There are a variety of standards for allowable limits of contaminants in food (including dietary supplements). While allowable levels of PCBs vary greatly from the FDA’s standard of 2,000 parts per billion (ppb) in fish to the State of California’s uniquely stringent Proposition 65 limit at only 90 ppb, the most world-recognized standards are those of the USP/EC (United States Pharmacopeia / European Commission), which are based on WHO (World Health Organization) toxicity equivalents. These are safety based limits and are more stringent than the FDA limits for fish, but are substantially different than Prop 65 levels. The world-recognized PCB limit for consuming fish oil supplements are more than 20 times lower than the limits allowed for consuming fish. In other words, a single 8-ounce serving of fish is allowed to have 20 times more PCB exposure than a single 1000 mg fish oil capsule. And there are other contaminants present in fish at concentrations greater than fish oil supplements. Consequently, fish oil supplements represent a significantly safer source of omega-3 fatty acids when compared to fish.
Sources of Fish Oil Supplements
A number of different fish species are processed for fish oil. In general, fish oil for supplements comes primarily from fisheries in Norway, Peru and Chile and, to a lesser extent, Europe, Africa and the United States. These fisheries catch fish specifically to make fish oil and fish meal (which is used mostly in animal feed). Most fish caught are small species such as anchovies, sardines, mackerel and menhaden. These fish reproduce quickly, making them relatively resilient to fishing pressure, and thus a better choice when considering environmental impact. They also don’t live as long as some other species, reducing their lifetime exposure to and accumulation of environmental toxins such as PCBs.
Consuming fish oil supplements to obtain omega-3s is clearly preferable to eating those fish that Environmental Defense Fund rates as being the Worst Choice. Some of our Worst Choice fish, such as farmed Atlantic salmon, are fed large amounts of fishmeal and are raised in problematic environments.
Fish oil supplements from the better brands are adequately purified and safety tested. Consumers should take fish oil supplements from companies that meet the USP/EC standards that are based on accepted toxicity studies. In a survey conducted by Environmental Defense Fund, more than 80% (61 out of 75) of companies with fish oil supplements met the strictest U.S. standards for contaminants (those set by the EPA and the State of California Proposition 65).

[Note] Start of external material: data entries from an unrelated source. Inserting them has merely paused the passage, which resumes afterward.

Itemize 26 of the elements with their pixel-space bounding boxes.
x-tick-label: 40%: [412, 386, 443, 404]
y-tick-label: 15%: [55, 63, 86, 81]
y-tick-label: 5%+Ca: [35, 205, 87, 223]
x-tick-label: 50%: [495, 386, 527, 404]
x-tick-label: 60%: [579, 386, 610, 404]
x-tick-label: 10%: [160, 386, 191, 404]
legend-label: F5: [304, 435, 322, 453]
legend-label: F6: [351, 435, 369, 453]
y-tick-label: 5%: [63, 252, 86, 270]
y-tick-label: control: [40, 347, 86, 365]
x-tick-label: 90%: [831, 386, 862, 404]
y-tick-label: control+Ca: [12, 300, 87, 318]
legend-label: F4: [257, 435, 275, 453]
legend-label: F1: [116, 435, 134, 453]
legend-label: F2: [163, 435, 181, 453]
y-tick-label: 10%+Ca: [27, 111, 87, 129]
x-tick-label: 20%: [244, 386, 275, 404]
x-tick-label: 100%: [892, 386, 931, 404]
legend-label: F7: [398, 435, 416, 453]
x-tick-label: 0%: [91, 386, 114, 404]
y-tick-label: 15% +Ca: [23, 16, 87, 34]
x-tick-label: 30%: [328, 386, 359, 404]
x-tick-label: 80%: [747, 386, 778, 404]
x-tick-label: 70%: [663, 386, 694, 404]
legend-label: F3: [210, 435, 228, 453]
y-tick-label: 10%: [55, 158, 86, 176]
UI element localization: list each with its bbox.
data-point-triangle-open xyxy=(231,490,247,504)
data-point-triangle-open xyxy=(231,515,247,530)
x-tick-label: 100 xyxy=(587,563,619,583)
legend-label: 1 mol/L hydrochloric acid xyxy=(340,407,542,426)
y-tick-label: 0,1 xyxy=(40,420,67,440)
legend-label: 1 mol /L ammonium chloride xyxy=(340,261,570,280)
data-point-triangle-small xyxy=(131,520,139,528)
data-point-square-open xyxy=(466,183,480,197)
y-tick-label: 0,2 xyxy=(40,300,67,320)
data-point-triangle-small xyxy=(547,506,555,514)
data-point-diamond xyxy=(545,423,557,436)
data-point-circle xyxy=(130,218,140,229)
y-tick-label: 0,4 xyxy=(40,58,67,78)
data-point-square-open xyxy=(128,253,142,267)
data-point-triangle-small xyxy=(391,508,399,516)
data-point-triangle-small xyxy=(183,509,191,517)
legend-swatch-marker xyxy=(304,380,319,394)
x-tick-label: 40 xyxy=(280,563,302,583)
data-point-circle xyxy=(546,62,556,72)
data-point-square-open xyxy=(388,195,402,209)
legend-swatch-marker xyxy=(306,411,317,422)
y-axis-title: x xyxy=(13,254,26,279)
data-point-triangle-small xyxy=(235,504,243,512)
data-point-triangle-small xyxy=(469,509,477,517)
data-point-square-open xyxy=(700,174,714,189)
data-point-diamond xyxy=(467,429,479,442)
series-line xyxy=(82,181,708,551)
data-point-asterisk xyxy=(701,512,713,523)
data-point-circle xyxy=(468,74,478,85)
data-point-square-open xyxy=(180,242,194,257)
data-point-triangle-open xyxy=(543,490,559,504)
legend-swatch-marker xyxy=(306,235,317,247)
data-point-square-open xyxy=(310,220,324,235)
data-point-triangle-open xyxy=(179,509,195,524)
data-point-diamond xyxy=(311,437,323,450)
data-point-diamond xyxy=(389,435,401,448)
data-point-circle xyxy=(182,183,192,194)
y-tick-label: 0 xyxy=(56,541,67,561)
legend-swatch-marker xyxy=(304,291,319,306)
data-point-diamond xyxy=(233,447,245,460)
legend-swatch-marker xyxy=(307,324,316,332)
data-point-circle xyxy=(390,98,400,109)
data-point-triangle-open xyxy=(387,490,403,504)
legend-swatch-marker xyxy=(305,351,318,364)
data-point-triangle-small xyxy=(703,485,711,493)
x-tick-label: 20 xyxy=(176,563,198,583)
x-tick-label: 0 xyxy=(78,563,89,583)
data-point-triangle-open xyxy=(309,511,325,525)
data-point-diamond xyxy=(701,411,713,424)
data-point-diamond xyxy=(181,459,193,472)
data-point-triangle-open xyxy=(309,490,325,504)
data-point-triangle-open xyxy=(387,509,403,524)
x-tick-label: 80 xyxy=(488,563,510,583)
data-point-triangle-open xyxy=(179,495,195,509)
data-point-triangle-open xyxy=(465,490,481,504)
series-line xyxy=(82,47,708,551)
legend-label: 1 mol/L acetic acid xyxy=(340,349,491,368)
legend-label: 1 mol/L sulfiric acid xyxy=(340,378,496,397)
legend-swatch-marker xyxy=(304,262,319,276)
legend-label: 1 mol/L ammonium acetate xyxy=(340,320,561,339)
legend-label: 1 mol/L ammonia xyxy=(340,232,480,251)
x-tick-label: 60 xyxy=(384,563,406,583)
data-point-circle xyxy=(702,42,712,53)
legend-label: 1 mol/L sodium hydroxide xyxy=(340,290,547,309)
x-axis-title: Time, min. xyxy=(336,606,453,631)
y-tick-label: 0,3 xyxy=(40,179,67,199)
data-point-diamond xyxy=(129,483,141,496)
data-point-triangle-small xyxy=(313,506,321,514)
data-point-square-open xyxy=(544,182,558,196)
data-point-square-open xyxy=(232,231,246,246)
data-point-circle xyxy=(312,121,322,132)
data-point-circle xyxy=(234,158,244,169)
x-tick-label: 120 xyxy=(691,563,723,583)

In summary, most fish oil supplements appear to be adequately purified and safe. Consumers who take fish oil supplements should consider purchasing them from companies that verified they have met the strict USP/EC standards for contamination by PCBs.
Chlorination-the degree to which a substance contains chlorine. A highly chlorinated compound is high in chlorine content.
Molecular Distillation-a boiling process which separates products by size of the molecules.
Steam deodorization-heating with boiling water to remove the low molecular weight materials which are more likely to have bad odors.